The MMR audit of Mt Hagen GH is good reflection of the performance of the general health service in the province.
This is because any complications in the periphery are usually brought to the hospital because of the availability of ambulance at each health centre.
This is a crude but realistic evaluation of the MMR of WHP.
My other professional colleagues who are involved directly in the promotion and restoration of women health have the prerogative and are at liberty to do so as to the originality and patency of MMR of 773 per 100,000.
I am very sure that the provincial hospitals in PNG has MMR far better than what is reported as 773 and this has been the reflection of the input to the women health at the provincial hospital, which is more or less as a crude measure of the MMR of the provinces.

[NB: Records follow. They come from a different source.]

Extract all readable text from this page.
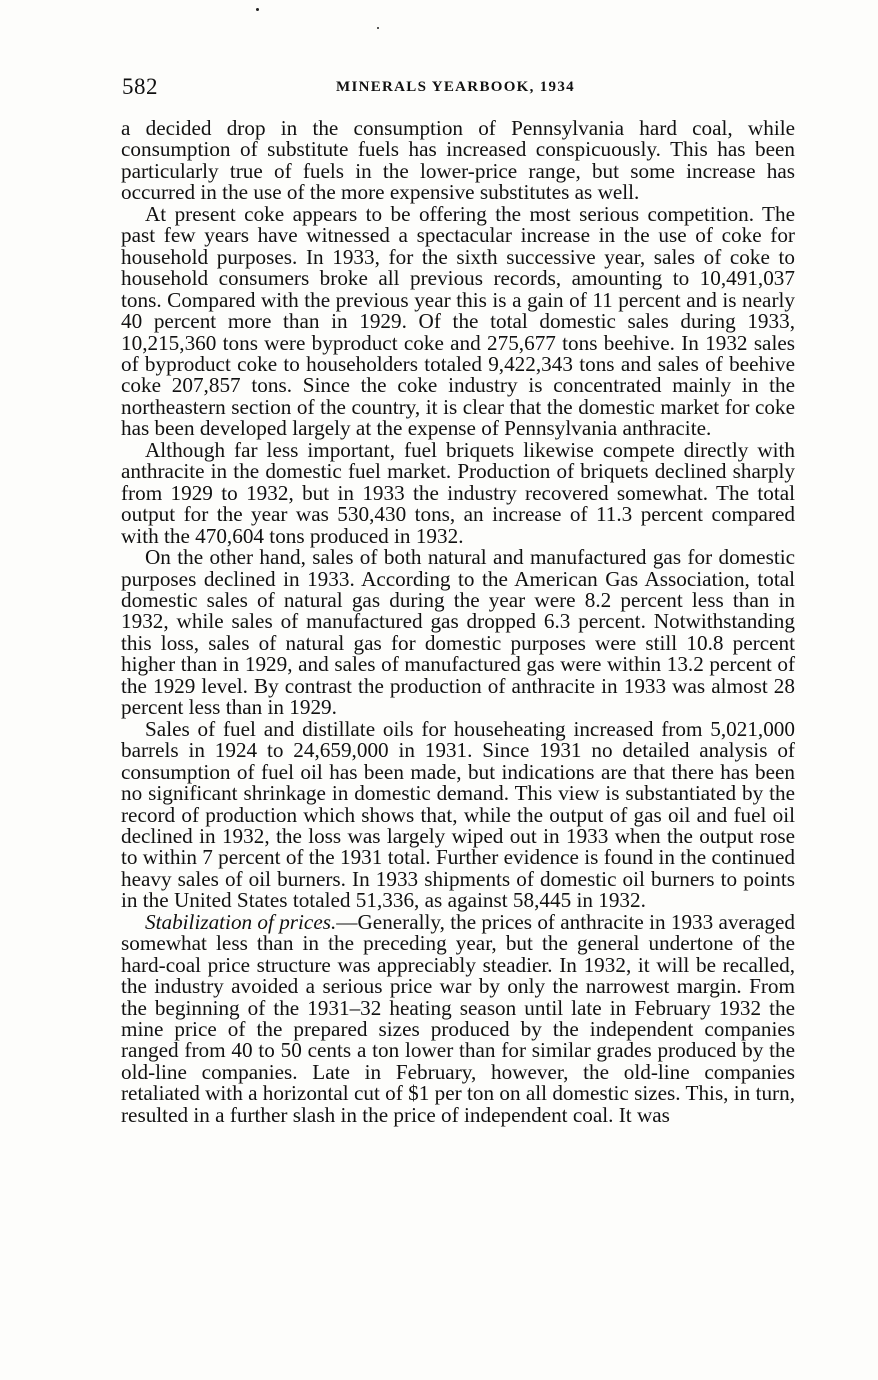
582	MINERALS YEARBOOK, 1934

a decided drop in the consumption of Pennsylvania hard coal, while consumption of substitute fuels has increased conspicuously. This has been particularly true of fuels in the lower-price range, but some increase has occurred in the use of the more expensive substitutes as well.

At present coke appears to be offering the most serious competition. The past few years have witnessed a spectacular increase in the use of coke for household purposes. In 1933, for the sixth successive year, sales of coke to household consumers broke all previous records, amounting to 10,491,037 tons. Compared with the previous year this is a gain of 11 percent and is nearly 40 percent more than in 1929. Of the total domestic sales during 1933, 10,215,360 tons were byproduct coke and 275,677 tons beehive. In 1932 sales of byproduct coke to householders totaled 9,422,343 tons and sales of beehive coke 207,857 tons. Since the coke industry is concentrated mainly in the northeastern section of the country, it is clear that the domestic market for coke has been developed largely at the expense of Pennsylvania anthracite.

Although far less important, fuel briquets likewise compete directly with anthracite in the domestic fuel market. Production of briquets declined sharply from 1929 to 1932, but in 1933 the industry recovered somewhat. The total output for the year was 530,430 tons, an increase of 11.3 percent compared with the 470,604 tons produced in 1932.

On the other hand, sales of both natural and manufactured gas for domestic purposes declined in 1933. According to the American Gas Association, total domestic sales of natural gas during the year were 8.2 percent less than in 1932, while sales of manufactured gas dropped 6.3 percent. Notwithstanding this loss, sales of natural gas for domestic purposes were still 10.8 percent higher than in 1929, and sales of manufactured gas were within 13.2 percent of the 1929 level. By contrast the production of anthracite in 1933 was almost 28 percent less than in 1929.

Sales of fuel and distillate oils for househeating increased from 5,021,000 barrels in 1924 to 24,659,000 in 1931. Since 1931 no detailed analysis of consumption of fuel oil has been made, but indications are that there has been no significant shrinkage in domestic demand. This view is substantiated by the record of production which shows that, while the output of gas oil and fuel oil declined in 1932, the loss was largely wiped out in 1933 when the output rose to within 7 percent of the 1931 total. Further evidence is found in the continued heavy sales of oil burners. In 1933 shipments of domestic oil burners to points in the United States totaled 51,336, as against 58,445 in 1932.

Stabilization of prices.—Generally, the prices of anthracite in 1933 averaged somewhat less than in the preceding year, but the general undertone of the hard-coal price structure was appreciably steadier. In 1932, it will be recalled, the industry avoided a serious price war by only the narrowest margin. From the beginning of the 1931–32 heating season until late in February 1932 the mine price of the prepared sizes produced by the independent companies ranged from 40 to 50 cents a ton lower than for similar grades produced by the old-line companies. Late in February, however, the old-line companies retaliated with a horizontal cut of $1 per ton on all domestic sizes. This, in turn, resulted in a further slash in the price of independent coal. It was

It is imperative that there is a proper audit as to how the MMR of 773 came about and who actually provided this audited figure for the country.
I am saying this because I have not seen any officer performing audits at the hospital and health centres.
Therefore, the credibility of their work is questionable.
The national MMR rate for PNG should be somewhere between 100 and 150 per 100,000 live deliveries, better than the 773 per 100,000 when we take into consideration the dilution factors of the worst MMR of certain pro­vinces particular Gulf, Western, Northern, East and West Sepiks, Central and Milne Bay.
Somebody has to clear up this ambiguity for the sake of national interest and pride.